La ventilation protectrice n’est pas un réglage unique: c’est une réévaluation organisée à chaque changement de mécanique respiratoire.

Individualiser sans complexifier inutilement

Le débat actuel porte moins sur l’intérêt général d’une ventilation à faibles volumes que sur le degré d’individualisation nécessaire. Faut-il choisir une PEP fixe pour la majorité des patients? Faut-il l’adapter systématiquement à la compliance ou à la pression motrice? La réponse dépend encore du terrain, des moyens de surveillance et de la situation opératoire.

Dans un bloc où le temps et les ressources sont comptés, une stratégie simple reste préférable à un protocole sophistiqué impossible à appliquer. Le socle peut être commun à tous:

  • calcul du poids idéal théorique;
  • volume courant entre 6 et 8 mL/kg;
  • PEP habituellement comprise entre 5 et 8 cmH₂O;
  • mesure régulière de la pression de plateau et de la pression motrice;
  • réévaluation après l’installation et les changements chirurgicaux;
  • adaptation aux données respiratoires et hémodynamiques.

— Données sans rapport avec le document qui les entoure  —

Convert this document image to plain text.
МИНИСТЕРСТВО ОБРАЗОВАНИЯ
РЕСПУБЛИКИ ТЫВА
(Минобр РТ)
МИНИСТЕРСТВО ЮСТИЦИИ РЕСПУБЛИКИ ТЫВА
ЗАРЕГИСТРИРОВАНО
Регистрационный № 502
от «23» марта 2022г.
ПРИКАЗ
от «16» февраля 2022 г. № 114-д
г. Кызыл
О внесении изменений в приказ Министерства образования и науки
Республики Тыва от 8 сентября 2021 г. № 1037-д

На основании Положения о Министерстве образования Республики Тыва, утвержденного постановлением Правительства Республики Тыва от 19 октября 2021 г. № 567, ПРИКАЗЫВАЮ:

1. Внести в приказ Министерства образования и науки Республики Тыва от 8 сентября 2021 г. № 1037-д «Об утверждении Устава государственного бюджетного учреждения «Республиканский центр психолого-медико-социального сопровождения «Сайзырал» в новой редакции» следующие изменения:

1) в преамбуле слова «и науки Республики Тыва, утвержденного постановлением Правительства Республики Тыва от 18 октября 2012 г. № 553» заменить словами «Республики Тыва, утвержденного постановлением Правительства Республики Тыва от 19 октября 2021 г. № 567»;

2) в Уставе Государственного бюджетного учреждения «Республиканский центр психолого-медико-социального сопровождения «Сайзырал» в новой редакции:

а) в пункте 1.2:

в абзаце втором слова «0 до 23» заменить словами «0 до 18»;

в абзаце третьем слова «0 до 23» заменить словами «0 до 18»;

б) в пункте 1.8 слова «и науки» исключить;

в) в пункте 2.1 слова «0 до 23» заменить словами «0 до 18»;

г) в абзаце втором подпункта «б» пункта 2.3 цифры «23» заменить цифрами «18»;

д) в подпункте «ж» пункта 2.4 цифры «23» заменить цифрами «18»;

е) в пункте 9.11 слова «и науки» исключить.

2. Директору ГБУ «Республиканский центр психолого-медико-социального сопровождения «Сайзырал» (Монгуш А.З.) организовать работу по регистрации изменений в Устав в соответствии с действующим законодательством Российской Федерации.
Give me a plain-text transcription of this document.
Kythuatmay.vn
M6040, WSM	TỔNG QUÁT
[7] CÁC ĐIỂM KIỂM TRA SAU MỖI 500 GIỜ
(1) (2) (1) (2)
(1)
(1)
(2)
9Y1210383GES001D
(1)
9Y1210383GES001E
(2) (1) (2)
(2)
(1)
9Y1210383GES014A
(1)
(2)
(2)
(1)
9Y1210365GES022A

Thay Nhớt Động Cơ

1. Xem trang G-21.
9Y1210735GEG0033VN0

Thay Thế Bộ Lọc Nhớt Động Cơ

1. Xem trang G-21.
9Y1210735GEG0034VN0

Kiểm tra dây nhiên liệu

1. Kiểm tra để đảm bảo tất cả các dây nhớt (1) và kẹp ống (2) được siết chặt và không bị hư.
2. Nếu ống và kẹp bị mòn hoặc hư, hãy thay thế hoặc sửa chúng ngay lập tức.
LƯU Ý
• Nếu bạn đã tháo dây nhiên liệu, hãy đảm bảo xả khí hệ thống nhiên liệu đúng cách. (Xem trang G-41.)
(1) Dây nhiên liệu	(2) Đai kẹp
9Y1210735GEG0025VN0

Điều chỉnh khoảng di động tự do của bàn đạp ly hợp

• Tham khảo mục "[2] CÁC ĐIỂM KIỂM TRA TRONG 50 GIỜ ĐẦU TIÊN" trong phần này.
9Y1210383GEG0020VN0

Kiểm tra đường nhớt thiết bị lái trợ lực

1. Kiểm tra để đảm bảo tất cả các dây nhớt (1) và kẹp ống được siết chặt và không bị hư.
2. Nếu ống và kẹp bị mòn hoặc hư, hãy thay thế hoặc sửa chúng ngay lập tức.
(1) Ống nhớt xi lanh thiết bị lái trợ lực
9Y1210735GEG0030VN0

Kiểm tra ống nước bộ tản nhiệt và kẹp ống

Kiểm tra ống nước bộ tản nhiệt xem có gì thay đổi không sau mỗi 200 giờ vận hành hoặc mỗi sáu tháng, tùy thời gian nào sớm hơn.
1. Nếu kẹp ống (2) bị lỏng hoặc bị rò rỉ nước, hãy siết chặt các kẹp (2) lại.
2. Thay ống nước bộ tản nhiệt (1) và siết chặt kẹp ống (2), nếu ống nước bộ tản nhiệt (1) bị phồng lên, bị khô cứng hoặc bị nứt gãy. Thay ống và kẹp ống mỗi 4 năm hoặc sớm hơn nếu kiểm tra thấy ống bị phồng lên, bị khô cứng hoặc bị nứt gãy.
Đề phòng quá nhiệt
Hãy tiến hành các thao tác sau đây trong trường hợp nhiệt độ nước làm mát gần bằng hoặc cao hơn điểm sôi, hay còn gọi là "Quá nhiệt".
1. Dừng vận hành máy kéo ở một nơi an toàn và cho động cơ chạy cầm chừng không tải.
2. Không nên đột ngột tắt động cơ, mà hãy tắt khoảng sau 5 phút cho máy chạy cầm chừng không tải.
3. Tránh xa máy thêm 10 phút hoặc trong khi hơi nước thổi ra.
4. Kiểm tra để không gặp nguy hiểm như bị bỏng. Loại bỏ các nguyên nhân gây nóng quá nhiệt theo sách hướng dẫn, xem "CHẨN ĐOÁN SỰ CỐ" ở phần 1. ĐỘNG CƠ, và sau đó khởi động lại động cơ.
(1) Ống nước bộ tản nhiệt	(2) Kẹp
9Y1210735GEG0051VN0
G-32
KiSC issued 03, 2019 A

À partir de ce socle, nous pouvons affiner la conduite pour les patients à haut risque. L’individualisation devient alors une réponse à une situation observée, et non un objectif théorique appliqué sans discernement.

Le message à garder en tête

Pour appliquer dès maintenant une ventilation protectrice au bloc, nous pouvons nous poser cinq questions:

1. Le volume courant a-t-il été calculé sur le poids idéal théorique?

2. La pression de plateau a-t-elle été mesurée dans des conditions interprétables?

3. La pression motrice reste-t-elle idéalement sous 13–14 cmH₂O?

4. La PEP est-elle adaptée à la position, à la chirurgie et à l’hémodynamique?

5. Les réglages ont-ils été réévalués après le pneumopéritoine, le Trendelenburg ou toute modification importante?

Si nous répondons clairement à ces questions, nous avons déjà quitté une ventilation réglée par habitude pour entrer dans une démarche réellement protectrice.

La méthode est finalement plus robuste que le chiffre isolé. Nous partons du poids idéal théorique, nous observons les pressions, nous adaptons la PEP et nous réévaluons lorsque le contexte change. C’est cette discipline clinique, répétée au cours de l’intervention, qui transforme un protocole de ventilation protectrice en pratique quotidienne utile au patient.

Questions fréquentes

Pourquoi utiliser le poids idéal théorique plutôt que le poids réel pour le réglage du respirateur ?
Le poids réel inclut la masse grasse qui ne participe pas aux échanges gazeux. Utiliser le poids idéal théorique permet d'éviter de surestimer le volume pulmonaire fonctionnel et de limiter les contraintes mécaniques excessives.
Quelle est la fourchette recommandée pour le volume courant ?
Le volume courant se situe habituellement entre 6 et 8 mL/kg de poids idéal théorique. Ce réglage doit être ajusté en fonction de la mécanique respiratoire, du type de chirurgie et de la tolérance du patient.
Comment interpréter une pression motrice élevée au bloc opératoire ?
Une pression motrice supérieure à 13–14 cmH₂O indique une contrainte accrue sur le système respiratoire. Il convient alors de vérifier les conditions de mesure et d'analyser le contexte, comme la position du patient ou l'état de la paroi thoracique, avant d'ajuster les réglages.
Quel niveau de pression expiratoire positive (PEP) appliquer ?
Un niveau habituel se situe entre 5 et 8 cmH₂O, mais cette valeur doit être adaptée selon la chirurgie et la mécanique respiratoire du patient. Une réévaluation est nécessaire lors de changements comme l'insufflation d'un pneumopéritoine ou une mise en position de Trendelenburg.
Les manœuvres de recrutement alvéolaire sont-elles systématiques ?
Non, elles ne doivent pas être un automatisme. Elles sont envisagées en cas de désaturation ou de dérecrutement avéré, après avoir éliminé des causes mécaniques simples comme un déplacement de sonde ou un problème de circuit.